I'm trying to import data from Oracle database to HDFS by using sqoop 1.4.6
. I have no problem doing simple imports to HDFS or hive tables by using --table table_name
or --query SELECT <...>
statements.
However, my question: is there a way to import the table with executing a certain PL/SQL procedure first?
For example, assume there exists a procedure set_date(date IN DATE)
, specified in the Oracle database that is used to set the report date for the data. With usual JDBC tools (i.e., ROracle
package if working from R
) two queries are required for the same connection to pull the data:
1) BEGIN set_date(#some_date#); END;
2) SELECT * FROM table_name;
Is it possible to achieve the same result using sqoop
? I've tried mixing the two queries into one by the following approach:
sqoop import --connect jdbc:oracle:thin@LINK:PORT:SID \
--username user -P \
--target-dir /some/directory \
--query "BEGIN set_date(#some_date#); END; SELECT * FROM table_name"

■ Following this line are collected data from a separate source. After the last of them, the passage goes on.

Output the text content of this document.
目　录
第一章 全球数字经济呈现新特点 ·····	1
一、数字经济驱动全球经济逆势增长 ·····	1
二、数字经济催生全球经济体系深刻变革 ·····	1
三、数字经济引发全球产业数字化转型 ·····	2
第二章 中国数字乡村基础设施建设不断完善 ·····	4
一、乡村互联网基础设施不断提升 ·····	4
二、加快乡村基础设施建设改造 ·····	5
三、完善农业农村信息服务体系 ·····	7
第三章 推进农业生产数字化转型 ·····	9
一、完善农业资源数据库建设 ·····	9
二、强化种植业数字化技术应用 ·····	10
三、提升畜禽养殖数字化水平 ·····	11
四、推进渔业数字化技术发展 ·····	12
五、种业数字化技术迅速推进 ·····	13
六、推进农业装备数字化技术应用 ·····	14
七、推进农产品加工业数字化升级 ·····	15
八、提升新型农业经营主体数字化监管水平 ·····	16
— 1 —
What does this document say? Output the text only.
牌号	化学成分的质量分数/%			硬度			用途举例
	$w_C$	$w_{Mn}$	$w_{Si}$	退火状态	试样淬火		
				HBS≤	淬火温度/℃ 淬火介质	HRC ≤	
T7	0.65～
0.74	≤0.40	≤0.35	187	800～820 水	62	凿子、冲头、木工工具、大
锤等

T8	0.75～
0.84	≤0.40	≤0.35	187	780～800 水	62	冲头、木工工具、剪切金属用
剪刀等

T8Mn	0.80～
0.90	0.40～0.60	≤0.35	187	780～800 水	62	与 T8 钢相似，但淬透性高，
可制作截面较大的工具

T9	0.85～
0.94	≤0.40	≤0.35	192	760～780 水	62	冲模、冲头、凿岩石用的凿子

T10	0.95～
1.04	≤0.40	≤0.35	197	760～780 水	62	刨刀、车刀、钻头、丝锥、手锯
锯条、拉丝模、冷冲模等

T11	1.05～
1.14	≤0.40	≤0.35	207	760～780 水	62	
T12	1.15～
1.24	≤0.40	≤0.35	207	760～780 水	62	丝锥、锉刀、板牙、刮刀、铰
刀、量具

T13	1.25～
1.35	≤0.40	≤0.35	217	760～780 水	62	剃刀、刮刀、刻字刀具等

But apparently the whole query is assumed to be in PL/SQL format, therefore the 2) part of the query is not formulated as expected. Also, I've tried eval
'ing only the set_date
part of the query, which seems to work fine, so the only problem is to correctly execute the 2) SQL query.
Is it possible to call a second query using the same sqoop connection? Is it possible to mix 1) and 2) statements into one in order to get the same result (for now a simple select table would be enough) using sqoop?
Note: I don't have much experience working with SQL and PL/SQL, so sorry if I didn't specify some parts clearly enough.